Our daily roundup of retirement news your clients may be thinking about.
How to guarantee an 8% return
Potential retirees have several age options to begin receiving Social Security benefits, but experts say delaying until the age of 66 to 70 instead of 62 ensures an 8% annual return on investment, according to this article from U.S. News & World Report. The most important thing to consider is that investors are able to complete the 35-year work period because benefits are based on a person's 35 highest-paid years. Shifting to a lower-paying job in the later years of a person's career will have a minimal effect on the future benefit because of the 35 -year salary criteria.
Here’s how much money clients should have saved by 30
Millennials looking to having enough for their golden years should aim to save the equivalent of their annual salary by the time their reach 30, according to this article on CNBC. That amount involves all savings, including any retirement account contributions, company matching funds, and money invest in other areas such as robo-advisers or index funds and cash savings.

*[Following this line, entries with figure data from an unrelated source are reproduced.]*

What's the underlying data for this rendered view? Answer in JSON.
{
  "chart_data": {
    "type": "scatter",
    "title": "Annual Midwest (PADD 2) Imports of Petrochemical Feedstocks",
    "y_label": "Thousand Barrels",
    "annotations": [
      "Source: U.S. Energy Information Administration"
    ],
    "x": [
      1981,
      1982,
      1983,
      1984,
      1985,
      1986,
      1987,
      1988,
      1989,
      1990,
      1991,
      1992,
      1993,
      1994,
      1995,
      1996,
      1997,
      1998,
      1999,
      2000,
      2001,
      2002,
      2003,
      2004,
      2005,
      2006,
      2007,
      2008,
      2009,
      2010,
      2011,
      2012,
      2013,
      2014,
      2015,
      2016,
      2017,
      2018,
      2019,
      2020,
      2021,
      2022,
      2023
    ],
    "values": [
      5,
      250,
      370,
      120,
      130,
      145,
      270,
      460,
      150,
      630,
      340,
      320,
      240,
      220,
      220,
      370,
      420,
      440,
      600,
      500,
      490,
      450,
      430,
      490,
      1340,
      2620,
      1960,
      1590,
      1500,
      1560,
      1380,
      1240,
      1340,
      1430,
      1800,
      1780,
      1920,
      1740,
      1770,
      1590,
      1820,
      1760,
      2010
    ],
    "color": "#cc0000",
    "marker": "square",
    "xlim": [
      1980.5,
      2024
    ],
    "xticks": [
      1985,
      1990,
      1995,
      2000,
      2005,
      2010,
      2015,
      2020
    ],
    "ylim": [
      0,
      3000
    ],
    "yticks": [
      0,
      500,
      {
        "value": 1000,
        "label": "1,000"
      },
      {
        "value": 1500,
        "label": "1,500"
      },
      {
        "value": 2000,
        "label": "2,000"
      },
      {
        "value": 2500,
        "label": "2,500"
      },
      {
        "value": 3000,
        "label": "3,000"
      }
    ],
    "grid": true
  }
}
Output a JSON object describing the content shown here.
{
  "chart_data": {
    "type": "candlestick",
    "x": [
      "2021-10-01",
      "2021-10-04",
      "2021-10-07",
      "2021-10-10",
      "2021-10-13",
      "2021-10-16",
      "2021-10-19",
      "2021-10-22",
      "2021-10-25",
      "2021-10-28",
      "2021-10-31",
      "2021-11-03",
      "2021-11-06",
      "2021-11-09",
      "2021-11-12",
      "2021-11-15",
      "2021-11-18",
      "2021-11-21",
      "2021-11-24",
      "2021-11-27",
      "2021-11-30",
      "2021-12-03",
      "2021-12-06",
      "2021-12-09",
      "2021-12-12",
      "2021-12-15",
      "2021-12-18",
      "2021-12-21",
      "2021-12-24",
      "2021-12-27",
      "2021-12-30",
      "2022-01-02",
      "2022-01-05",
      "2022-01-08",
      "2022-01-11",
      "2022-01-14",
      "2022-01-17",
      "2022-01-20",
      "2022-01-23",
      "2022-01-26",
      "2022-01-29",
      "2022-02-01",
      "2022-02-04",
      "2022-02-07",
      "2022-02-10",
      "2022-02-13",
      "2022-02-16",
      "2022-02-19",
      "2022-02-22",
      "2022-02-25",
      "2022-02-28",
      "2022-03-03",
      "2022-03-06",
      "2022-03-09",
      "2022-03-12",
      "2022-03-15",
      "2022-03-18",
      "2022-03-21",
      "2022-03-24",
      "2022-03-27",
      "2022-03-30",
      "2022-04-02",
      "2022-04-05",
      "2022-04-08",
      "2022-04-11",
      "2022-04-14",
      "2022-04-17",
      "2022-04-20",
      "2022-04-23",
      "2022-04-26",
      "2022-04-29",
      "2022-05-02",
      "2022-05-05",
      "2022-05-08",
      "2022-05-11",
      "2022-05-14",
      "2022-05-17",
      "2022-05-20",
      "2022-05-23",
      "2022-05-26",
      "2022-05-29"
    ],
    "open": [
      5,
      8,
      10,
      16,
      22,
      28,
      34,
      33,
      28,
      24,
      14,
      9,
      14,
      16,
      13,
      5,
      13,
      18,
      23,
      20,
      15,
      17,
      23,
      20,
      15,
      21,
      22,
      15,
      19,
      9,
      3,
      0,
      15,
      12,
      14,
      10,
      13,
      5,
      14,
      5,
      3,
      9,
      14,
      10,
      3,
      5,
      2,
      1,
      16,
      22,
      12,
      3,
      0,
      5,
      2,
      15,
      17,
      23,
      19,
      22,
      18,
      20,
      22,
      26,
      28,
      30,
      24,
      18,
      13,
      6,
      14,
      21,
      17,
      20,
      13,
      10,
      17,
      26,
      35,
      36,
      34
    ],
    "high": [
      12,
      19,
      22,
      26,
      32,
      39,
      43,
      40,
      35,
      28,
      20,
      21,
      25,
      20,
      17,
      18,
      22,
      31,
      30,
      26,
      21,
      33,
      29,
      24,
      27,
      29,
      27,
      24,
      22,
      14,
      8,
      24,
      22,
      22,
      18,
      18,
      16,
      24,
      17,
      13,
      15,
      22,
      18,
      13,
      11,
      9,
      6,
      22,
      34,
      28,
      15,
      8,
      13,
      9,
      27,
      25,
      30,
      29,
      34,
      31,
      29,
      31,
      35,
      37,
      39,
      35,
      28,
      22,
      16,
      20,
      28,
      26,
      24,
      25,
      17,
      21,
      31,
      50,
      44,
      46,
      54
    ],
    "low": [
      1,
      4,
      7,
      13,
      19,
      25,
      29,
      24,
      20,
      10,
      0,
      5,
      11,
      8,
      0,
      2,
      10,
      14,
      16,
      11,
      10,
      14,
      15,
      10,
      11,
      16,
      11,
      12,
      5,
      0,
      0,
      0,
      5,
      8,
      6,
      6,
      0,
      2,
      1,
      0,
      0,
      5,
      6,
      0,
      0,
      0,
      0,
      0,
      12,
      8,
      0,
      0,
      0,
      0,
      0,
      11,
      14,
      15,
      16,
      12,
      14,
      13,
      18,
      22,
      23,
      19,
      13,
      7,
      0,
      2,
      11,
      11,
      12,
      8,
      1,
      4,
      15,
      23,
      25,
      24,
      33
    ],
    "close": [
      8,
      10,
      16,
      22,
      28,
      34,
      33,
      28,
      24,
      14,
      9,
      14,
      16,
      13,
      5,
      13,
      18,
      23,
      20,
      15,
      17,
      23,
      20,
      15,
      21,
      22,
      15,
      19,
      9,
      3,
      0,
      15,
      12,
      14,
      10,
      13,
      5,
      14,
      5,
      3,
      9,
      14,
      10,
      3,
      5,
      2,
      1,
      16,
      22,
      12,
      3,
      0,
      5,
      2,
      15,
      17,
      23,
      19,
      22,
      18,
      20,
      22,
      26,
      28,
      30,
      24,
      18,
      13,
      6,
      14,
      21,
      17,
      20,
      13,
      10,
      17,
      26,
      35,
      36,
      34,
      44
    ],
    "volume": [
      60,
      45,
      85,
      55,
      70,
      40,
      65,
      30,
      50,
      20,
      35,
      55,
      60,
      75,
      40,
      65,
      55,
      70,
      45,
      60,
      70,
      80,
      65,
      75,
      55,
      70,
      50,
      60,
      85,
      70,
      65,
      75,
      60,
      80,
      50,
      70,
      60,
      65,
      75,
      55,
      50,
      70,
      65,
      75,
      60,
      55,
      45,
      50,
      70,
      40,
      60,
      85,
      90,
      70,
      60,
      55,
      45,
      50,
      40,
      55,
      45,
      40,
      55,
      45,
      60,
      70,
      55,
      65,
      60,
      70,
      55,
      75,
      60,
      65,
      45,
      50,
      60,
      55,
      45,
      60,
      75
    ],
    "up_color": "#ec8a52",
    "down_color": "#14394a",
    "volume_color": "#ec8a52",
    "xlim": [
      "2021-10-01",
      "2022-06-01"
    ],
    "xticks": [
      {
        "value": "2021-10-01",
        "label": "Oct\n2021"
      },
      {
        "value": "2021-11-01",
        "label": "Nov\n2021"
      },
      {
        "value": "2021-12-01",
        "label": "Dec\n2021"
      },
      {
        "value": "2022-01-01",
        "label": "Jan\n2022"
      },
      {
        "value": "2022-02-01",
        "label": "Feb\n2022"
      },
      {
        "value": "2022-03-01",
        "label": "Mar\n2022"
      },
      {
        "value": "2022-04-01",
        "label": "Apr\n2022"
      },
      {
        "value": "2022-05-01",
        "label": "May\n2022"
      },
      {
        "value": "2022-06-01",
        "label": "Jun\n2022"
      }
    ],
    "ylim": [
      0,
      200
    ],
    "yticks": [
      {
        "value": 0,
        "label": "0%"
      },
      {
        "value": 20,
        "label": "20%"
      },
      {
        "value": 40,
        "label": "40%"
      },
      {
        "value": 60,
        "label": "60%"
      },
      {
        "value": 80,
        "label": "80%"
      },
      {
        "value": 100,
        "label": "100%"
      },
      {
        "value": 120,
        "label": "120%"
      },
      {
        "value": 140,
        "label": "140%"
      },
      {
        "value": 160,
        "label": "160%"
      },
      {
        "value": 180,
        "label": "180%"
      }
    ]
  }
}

I'm 60 with little saved – what do I need to do to retire?
A 60-year-old woman who earns about $80,000 annually and only has $75,000 in her retirement savings should save aggressively and look at continuing to work into her late 60s to have enough for retirement, according to this article in CNN Money. She should also consider downsizing her home or taking out a reverse mortgage. Working up to the age of 70 would also lead to a higher Social Security benefit owing to the act of postponing benefits as well as paying more Social Security payroll tax.
Why the traditional 401(k) is underrated
Clients need to consider several factors before switching from a traditional 401(k) plan to a Roth 401(k), according to Forbes. First, a traditional 401(k) lowers the client's current taxable income, while the Roth 401(k) can lower the client's taxable income when he or she retires, so clients should figure out the best time to pay their taxes, taking into account their tax rate and the numerous tax breaks they may no longer be eligible for in retirement. Clients should also remember that some of their income may be tax-free, which would lower their tax rate.

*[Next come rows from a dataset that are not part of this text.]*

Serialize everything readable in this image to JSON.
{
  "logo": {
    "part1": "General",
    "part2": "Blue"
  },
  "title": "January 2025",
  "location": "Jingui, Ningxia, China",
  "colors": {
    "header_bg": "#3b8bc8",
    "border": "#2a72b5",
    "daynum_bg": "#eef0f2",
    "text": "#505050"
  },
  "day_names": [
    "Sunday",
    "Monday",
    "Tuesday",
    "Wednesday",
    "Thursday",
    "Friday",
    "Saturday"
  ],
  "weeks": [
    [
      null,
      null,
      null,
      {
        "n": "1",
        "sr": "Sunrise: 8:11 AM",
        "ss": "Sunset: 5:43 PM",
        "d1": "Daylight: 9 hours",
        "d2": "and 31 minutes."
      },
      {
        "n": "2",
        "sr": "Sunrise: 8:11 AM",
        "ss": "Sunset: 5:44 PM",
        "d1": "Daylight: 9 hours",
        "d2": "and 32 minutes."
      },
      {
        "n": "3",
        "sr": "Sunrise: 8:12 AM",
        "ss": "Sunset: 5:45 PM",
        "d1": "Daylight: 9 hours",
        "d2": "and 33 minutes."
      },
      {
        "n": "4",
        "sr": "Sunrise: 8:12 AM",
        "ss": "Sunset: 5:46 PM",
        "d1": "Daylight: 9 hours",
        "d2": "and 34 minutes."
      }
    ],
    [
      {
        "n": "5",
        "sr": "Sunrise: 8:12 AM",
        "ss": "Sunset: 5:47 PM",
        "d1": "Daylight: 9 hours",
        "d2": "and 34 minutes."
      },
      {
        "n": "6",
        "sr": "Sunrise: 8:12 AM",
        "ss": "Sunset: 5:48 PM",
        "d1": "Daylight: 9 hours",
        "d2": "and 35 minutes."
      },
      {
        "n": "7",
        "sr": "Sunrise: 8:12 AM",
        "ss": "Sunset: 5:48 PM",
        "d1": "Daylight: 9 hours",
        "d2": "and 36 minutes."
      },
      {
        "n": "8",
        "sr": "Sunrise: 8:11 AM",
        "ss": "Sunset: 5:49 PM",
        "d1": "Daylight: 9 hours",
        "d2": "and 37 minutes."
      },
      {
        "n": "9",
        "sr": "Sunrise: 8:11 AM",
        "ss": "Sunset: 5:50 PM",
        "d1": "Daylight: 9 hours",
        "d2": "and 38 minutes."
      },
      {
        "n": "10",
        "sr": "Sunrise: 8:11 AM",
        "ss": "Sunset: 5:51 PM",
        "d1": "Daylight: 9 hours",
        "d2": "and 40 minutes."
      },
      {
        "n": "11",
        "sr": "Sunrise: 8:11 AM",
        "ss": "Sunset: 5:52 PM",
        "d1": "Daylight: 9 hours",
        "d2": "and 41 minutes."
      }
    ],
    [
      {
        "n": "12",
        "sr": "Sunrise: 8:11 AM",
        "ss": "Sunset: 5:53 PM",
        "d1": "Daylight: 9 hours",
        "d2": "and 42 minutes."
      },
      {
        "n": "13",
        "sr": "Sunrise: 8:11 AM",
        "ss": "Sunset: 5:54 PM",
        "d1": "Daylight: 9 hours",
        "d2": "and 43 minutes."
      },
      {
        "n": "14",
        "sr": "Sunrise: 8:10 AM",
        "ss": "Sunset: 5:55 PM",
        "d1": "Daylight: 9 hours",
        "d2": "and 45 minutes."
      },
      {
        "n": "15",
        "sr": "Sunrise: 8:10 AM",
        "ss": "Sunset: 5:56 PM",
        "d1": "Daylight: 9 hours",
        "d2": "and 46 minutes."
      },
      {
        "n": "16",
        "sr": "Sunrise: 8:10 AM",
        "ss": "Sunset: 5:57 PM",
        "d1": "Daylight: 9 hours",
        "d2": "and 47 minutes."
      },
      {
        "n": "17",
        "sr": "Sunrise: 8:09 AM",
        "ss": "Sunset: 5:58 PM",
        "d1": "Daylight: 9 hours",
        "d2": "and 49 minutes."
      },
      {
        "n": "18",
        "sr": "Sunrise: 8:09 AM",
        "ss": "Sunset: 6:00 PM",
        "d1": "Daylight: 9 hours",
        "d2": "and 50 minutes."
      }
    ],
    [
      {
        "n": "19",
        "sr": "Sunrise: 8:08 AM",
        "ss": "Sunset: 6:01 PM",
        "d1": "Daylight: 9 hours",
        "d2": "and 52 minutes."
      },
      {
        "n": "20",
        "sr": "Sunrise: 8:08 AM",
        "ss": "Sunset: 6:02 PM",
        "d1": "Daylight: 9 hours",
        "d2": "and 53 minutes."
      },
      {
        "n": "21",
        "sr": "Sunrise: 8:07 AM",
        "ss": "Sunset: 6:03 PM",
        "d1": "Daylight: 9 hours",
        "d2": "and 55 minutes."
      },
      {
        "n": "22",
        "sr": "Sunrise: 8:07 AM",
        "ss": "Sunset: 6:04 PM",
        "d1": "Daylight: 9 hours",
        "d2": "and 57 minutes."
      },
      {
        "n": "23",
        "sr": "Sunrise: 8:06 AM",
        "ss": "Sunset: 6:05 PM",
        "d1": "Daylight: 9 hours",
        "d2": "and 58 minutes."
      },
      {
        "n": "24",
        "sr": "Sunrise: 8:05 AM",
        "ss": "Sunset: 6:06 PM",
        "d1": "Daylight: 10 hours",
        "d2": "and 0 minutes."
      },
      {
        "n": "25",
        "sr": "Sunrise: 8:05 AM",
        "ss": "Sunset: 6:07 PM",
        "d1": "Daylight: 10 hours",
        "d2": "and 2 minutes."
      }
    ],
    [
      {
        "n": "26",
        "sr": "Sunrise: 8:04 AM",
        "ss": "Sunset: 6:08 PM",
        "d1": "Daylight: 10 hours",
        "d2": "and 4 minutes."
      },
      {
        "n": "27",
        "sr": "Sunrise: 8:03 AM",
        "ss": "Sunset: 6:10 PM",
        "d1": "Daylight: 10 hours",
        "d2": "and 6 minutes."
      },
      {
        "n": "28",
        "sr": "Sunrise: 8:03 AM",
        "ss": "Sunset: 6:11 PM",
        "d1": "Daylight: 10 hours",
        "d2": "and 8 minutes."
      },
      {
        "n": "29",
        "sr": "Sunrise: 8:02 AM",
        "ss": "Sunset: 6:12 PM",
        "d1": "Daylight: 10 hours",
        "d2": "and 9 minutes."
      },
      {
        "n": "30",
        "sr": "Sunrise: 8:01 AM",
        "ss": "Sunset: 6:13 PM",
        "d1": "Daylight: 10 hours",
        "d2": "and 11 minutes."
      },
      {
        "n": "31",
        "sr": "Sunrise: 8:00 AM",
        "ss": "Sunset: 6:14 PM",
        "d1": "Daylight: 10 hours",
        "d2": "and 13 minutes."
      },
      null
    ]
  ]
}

401(k) matches may have strings attached
Several pieces of information, such as the fact that employers sometimes impose vesting schedules on matches of employees' 401(k) contributions, would help investors make better decisions when investing in their retirement plans, according to MarketWatch. Clients also need to know that sometimes their employer's match only applies to 50% of some or all of their contribution, making the employer's true match lower than their own contribution. Employer matches are also not enough for a secure future in retirement, so they should consider enrolling in a retirement account and setting aside more than 10% of their yearly salary.